At 6:00am, the alarm blares and scares the living hell out of me. I’m a stay at home mom. I don’t do alarms. OK, this is stupid, I conclude. I’m exhausted and could be asleep right now. I mean, she is still asleep. Why in the hell am I doing this? No. Just no. SNOOZE.
My snooze expires and the alarm shrieks again. This time I force myself out of bed and it’s one of the hardest things I’ve done in a while. I’m a zombie (the zombie that typically greets my daughter every morning-the zombie that wakes up mere moments before entering her room). But in less than two minutes, the fog lifts. I am up. Getting out of bed was the hardest part. As my sister once coached me, “You just have to get your feet on the floor.”
I make coffee, check my email and cruise social media. I put together my grocery list and pay a couple of bills online. I work out, shower and just finish making my daughter’s breakfast when I hear singing through her monitor.
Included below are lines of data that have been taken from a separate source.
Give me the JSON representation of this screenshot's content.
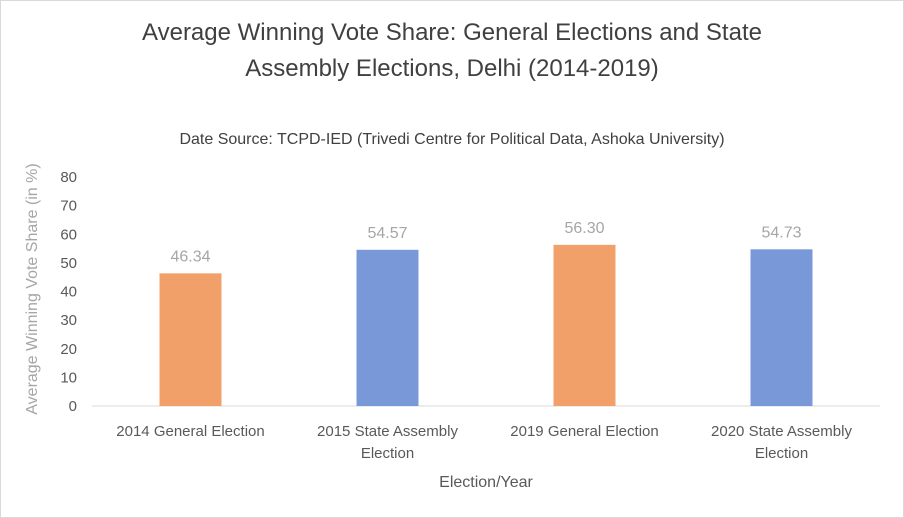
{
  "chart_data": {
    "type": "bar",
    "title_line1": "Average Winning Vote Share: General Elections and State",
    "title_line2": "Assembly Elections, Delhi (2014-2019)",
    "subtitle": "Date Source: TCPD-IED (Trivedi Centre for Political Data, Ashoka University)",
    "xlabel": "Election/Year",
    "ylabel": "Average Winning Vote Share (in %)",
    "ylim": [
      0,
      80
    ],
    "yticks": [
      0,
      10,
      20,
      30,
      40,
      50,
      60,
      70,
      80
    ],
    "categories": [
      [
        "2014 General Election"
      ],
      [
        "2015 State Assembly",
        "Election"
      ],
      [
        "2019 General Election"
      ],
      [
        "2020 State Assembly",
        "Election"
      ]
    ],
    "values": [
      46.34,
      54.57,
      56.3,
      54.73
    ],
    "data_labels": [
      "46.34",
      "54.57",
      "56.30",
      "54.73"
    ],
    "bar_colors": [
      "#f0a068",
      "#7898d8",
      "#f0a068",
      "#7898d8"
    ],
    "grid": false,
    "legend": "none"
  }
}
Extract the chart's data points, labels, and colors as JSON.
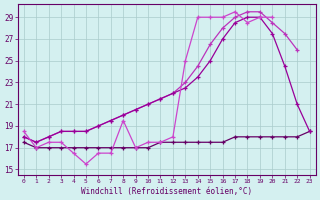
{
  "hours": [
    0,
    1,
    2,
    3,
    4,
    5,
    6,
    7,
    8,
    9,
    10,
    11,
    12,
    13,
    14,
    15,
    16,
    17,
    18,
    19,
    20,
    21,
    22,
    23
  ],
  "line_smooth1": [
    18.0,
    17.5,
    18.0,
    18.5,
    18.5,
    18.5,
    19.0,
    19.5,
    20.0,
    20.5,
    21.0,
    21.5,
    22.0,
    22.5,
    23.5,
    25.0,
    27.0,
    28.5,
    29.0,
    29.0,
    27.5,
    24.5,
    21.0,
    18.5
  ],
  "line_smooth2": [
    18.0,
    17.5,
    18.0,
    18.5,
    18.5,
    18.5,
    19.0,
    19.5,
    20.0,
    20.5,
    21.0,
    21.5,
    22.0,
    23.0,
    24.5,
    26.5,
    28.0,
    29.0,
    29.5,
    29.5,
    28.5,
    27.5,
    26.0,
    null
  ],
  "line_noisy": [
    18.5,
    17.0,
    17.5,
    17.5,
    16.5,
    15.5,
    16.5,
    16.5,
    19.5,
    17.0,
    17.5,
    17.5,
    18.0,
    25.0,
    29.0,
    29.0,
    29.0,
    29.5,
    28.5,
    29.0,
    29.0,
    null,
    null,
    null
  ],
  "line_flat": [
    17.5,
    17.0,
    17.0,
    17.0,
    17.0,
    17.0,
    17.0,
    17.0,
    17.0,
    17.0,
    17.0,
    17.5,
    17.5,
    17.5,
    17.5,
    17.5,
    17.5,
    18.0,
    18.0,
    18.0,
    18.0,
    18.0,
    18.0,
    18.5
  ],
  "color_smooth1": "#990099",
  "color_smooth2": "#bb33bb",
  "color_noisy": "#cc44cc",
  "color_flat": "#660066",
  "bg_color": "#d4f0f0",
  "grid_color": "#aacccc",
  "text_color": "#660066",
  "xlabel": "Windchill (Refroidissement éolien,°C)",
  "ylim": [
    14.5,
    30.2
  ],
  "xlim": [
    -0.5,
    23.5
  ],
  "yticks": [
    15,
    17,
    19,
    21,
    23,
    25,
    27,
    29
  ],
  "xticks": [
    0,
    1,
    2,
    3,
    4,
    5,
    6,
    7,
    8,
    9,
    10,
    11,
    12,
    13,
    14,
    15,
    16,
    17,
    18,
    19,
    20,
    21,
    22,
    23
  ],
  "figsize": [
    3.2,
    2.0
  ],
  "dpi": 100
}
Yep. I accomplished all of the above before my daughter even woke up- checked off all of the items that would admittedly be done in my daughter’s presence, but today they won’t be. Today, I’ll be locked in with my daughter.
I scoop her out of her crib, undistracted and awake. I consciously note how much better I am without a workout or house chores looming over me. I mean, what if I had gotten up at 5:00? (note: I will never get up at 5:00). Who knows what else might have been accomplished? This feels GREAT. I just set a whole new tone for my (our) day. I am present with my daughter and I’m much more fun. I’m not thinking about about when I can sneak in a workout or empty the dishwasher (which can’t be done in my toddler’s presence because I value her limbs too much and she gets all up in there).
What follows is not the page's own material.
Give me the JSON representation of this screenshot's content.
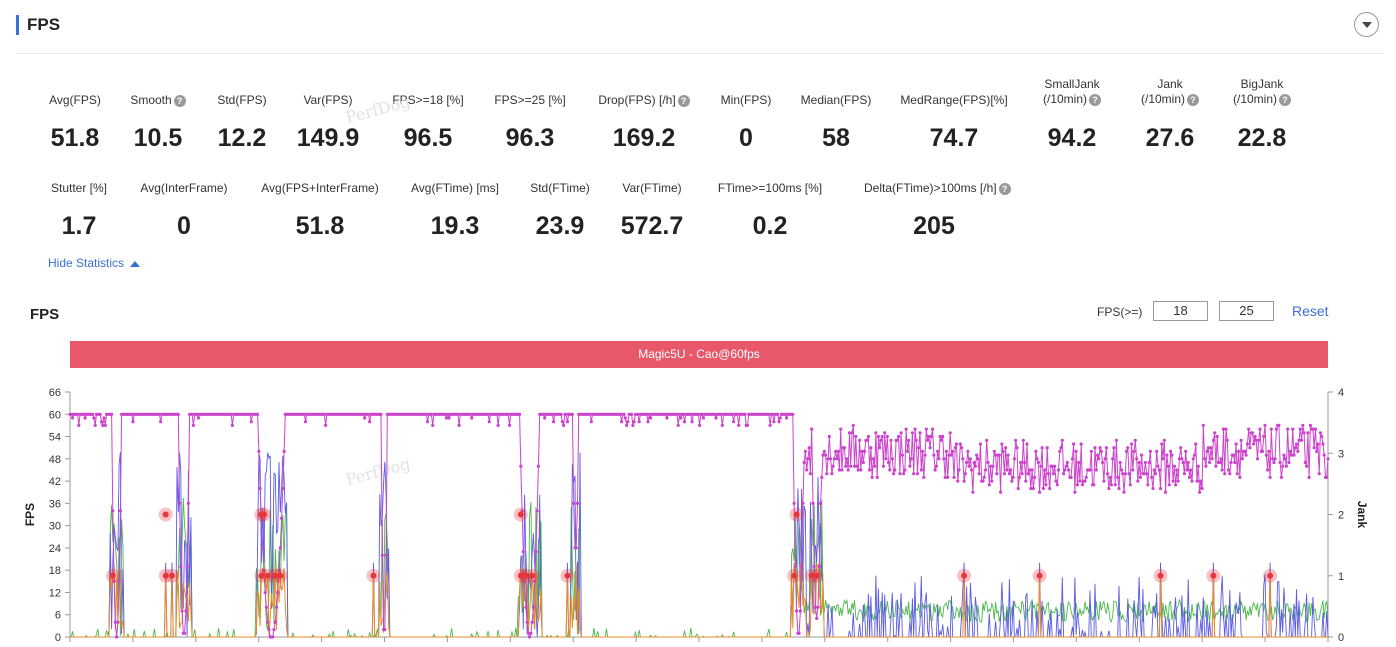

A few hours later, I lay her down for her nap and it hits me that this would be the time I would typically work out- but it’s done. I have so much time on my hands! I decide to organize my pots and pans, mop the floor and change out some lightbulbs. I even descale the Keurig (which has been put off for longer than what is probably safe). Today, I am SUPERMOM and it’s all because I gave myself an extra 90 minutes.
I did not think this would be for me. I choose sleep over everything. Everything. I questioned how I could ever forgo an extra hour of precious sleep when I didn’t have to. But, today I actually have more energy than I do when I sleep in until the moment my daughter does.
Today, I didn’t just set an alarm. I set the tone for my entire day…and I mommed SO hard.